Dalam diskursus pengetahuan Islam sendiri, perbedaan cara berinteraksi umat muslim dengan teks sumber juga telah melahirkan banyak sekali kepentingan. Liberalisme, konservatisme, sampai isu feminisme merupakan ‘buah’ dari dinamika yang sekarang berkembang. Tulisan ini tidak bermaksud mengurai satu per satu ideologi tadi, tetapi lebih kepada melihat secara global peta pergolakan dialektis antara umat muslim dengan teks sumbernya. Untuk kepentingan itu, melihat peta pergolakan ini akan sangat perlu melibatkan diskursus tentang dinamika penafsiran Al-Qur’ān sebagai wadah utama dimana firman Tuhan ini diurai dan digali maknanya.

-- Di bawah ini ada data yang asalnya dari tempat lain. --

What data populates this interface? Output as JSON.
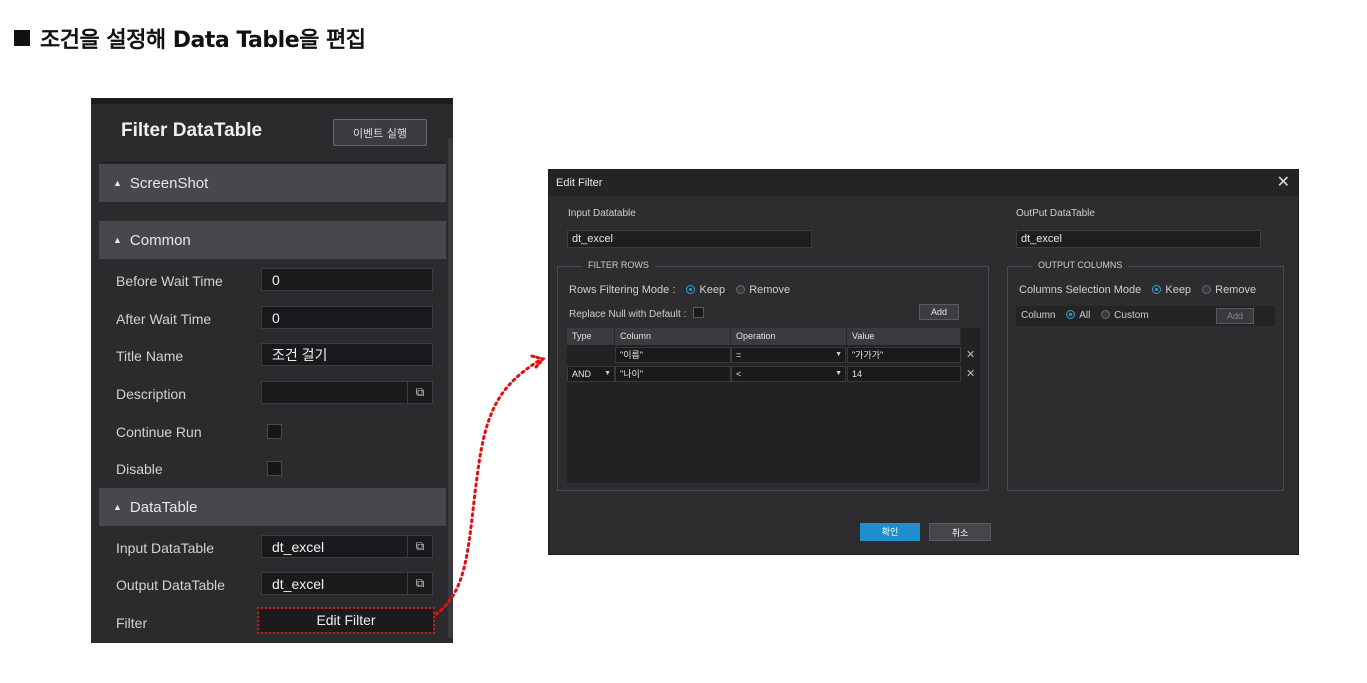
{
  "heading": "조건을 설정해 Data Table을 편집",
  "panel": {
    "title": "Filter DataTable",
    "event_button": "이벤트 실행",
    "sections": {
      "screenshot": "ScreenShot",
      "common": "Common",
      "datatable": "DataTable"
    },
    "fields": {
      "before_wait_label": "Before Wait Time",
      "before_wait_value": "0",
      "after_wait_label": "After Wait Time",
      "after_wait_value": "0",
      "title_name_label": "Title Name",
      "title_name_value": "조건 걸기",
      "description_label": "Description",
      "description_value": "",
      "continue_run_label": "Continue Run",
      "disable_label": "Disable",
      "input_dt_label": "Input DataTable",
      "input_dt_value": "dt_excel",
      "output_dt_label": "Output DataTable",
      "output_dt_value": "dt_excel",
      "filter_label": "Filter",
      "filter_button": "Edit Filter"
    }
  },
  "dialog": {
    "title": "Edit Filter",
    "input_label": "Input Datatable",
    "input_value": "dt_excel",
    "output_label": "OutPut DataTable",
    "output_value": "dt_excel",
    "filter_rows": {
      "legend": "FILTER ROWS",
      "mode_label": "Rows Filtering Mode :",
      "keep": "Keep",
      "remove": "Remove",
      "replace_null": "Replace Null with Default :",
      "add": "Add",
      "columns": [
        "Type",
        "Column",
        "Operation",
        "Value"
      ],
      "rows": [
        {
          "type": "",
          "column": "\"이름\"",
          "operation": "=",
          "value": "\"가가가\""
        },
        {
          "type": "AND",
          "column": "\"나이\"",
          "operation": "<",
          "value": "14"
        }
      ]
    },
    "output_columns": {
      "legend": "OUTPUT COLUMNS",
      "mode_label": "Columns Selection Mode",
      "keep": "Keep",
      "remove": "Remove",
      "column_label": "Column",
      "all": "All",
      "custom": "Custom",
      "add": "Add"
    },
    "ok": "확인",
    "cancel": "취소"
  },
  "colors": {
    "accent": "#2ea2d6",
    "ok_button": "#1e8fcf",
    "highlight": "#dd1111"
  }
}
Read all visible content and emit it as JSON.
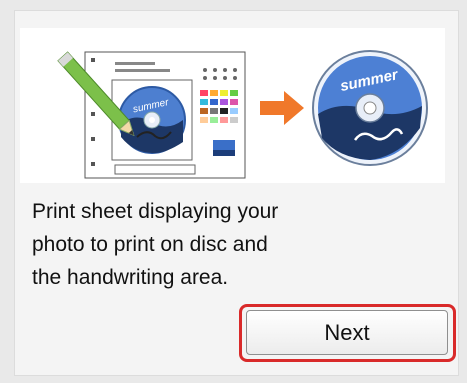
{
  "dialog": {
    "description_lines": [
      "Print sheet displaying your",
      "photo to print on disc and",
      "the handwriting area."
    ],
    "next_label": "Next"
  },
  "illustration": {
    "disc_label": "summer",
    "icons": [
      "handwriting-sheet-icon",
      "pencil-icon",
      "right-arrow-icon",
      "printed-disc-icon"
    ]
  },
  "colors": {
    "highlight": "#d92a2a",
    "arrow": "#f0782a",
    "pencil": "#7cc04a",
    "disc_blue": "#3d6fc4"
  }
}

Secara garis besar, jika kita meneliti kajian tafsir, kita akan banyak menemukan tipologi tafsir yang beragam. Tipologi tafsir ini biasanya dikategorikan berdasarkan masanya, yang kemudian melahirkan tafsir klasik, pertengahan, modern, dan kontemporer. Dikategorikan dari latar keilmuan mufassir-nya, kemudian melahirkan tafsir-tafsir sufi, fiqh, dan berbagai keilmuan lainnya, dikategorikan dari ideologinya, yang kemudian melahirkan tafsir sunni, sḥi’ah, mu’tazilah dan sebagainya, juga dikategorikan dari kepentingan mufassir-nya, yang kemudian melahirkan tafsir-tafsir tematik seperti tafsir gender.
Tetapi pada dasarnya tipologi tafsir dapat kita lihat dari dua kerangka besar utamanya; yaitu tafsir tahlīlī dan tafsir mawḍū’i. tafsir tahlīlī adalah tipologi tafsir yang paling umum kita jumpai baik di pesantren maupun di perguruan-perguruan tinggi ilmu Al-Qur’ān. Tafsir ini didasarkan pada asumsi bahwa ‘pesan Tuhan’ itu sudah ada di dalam teks Al-Qur’an itu sendiri.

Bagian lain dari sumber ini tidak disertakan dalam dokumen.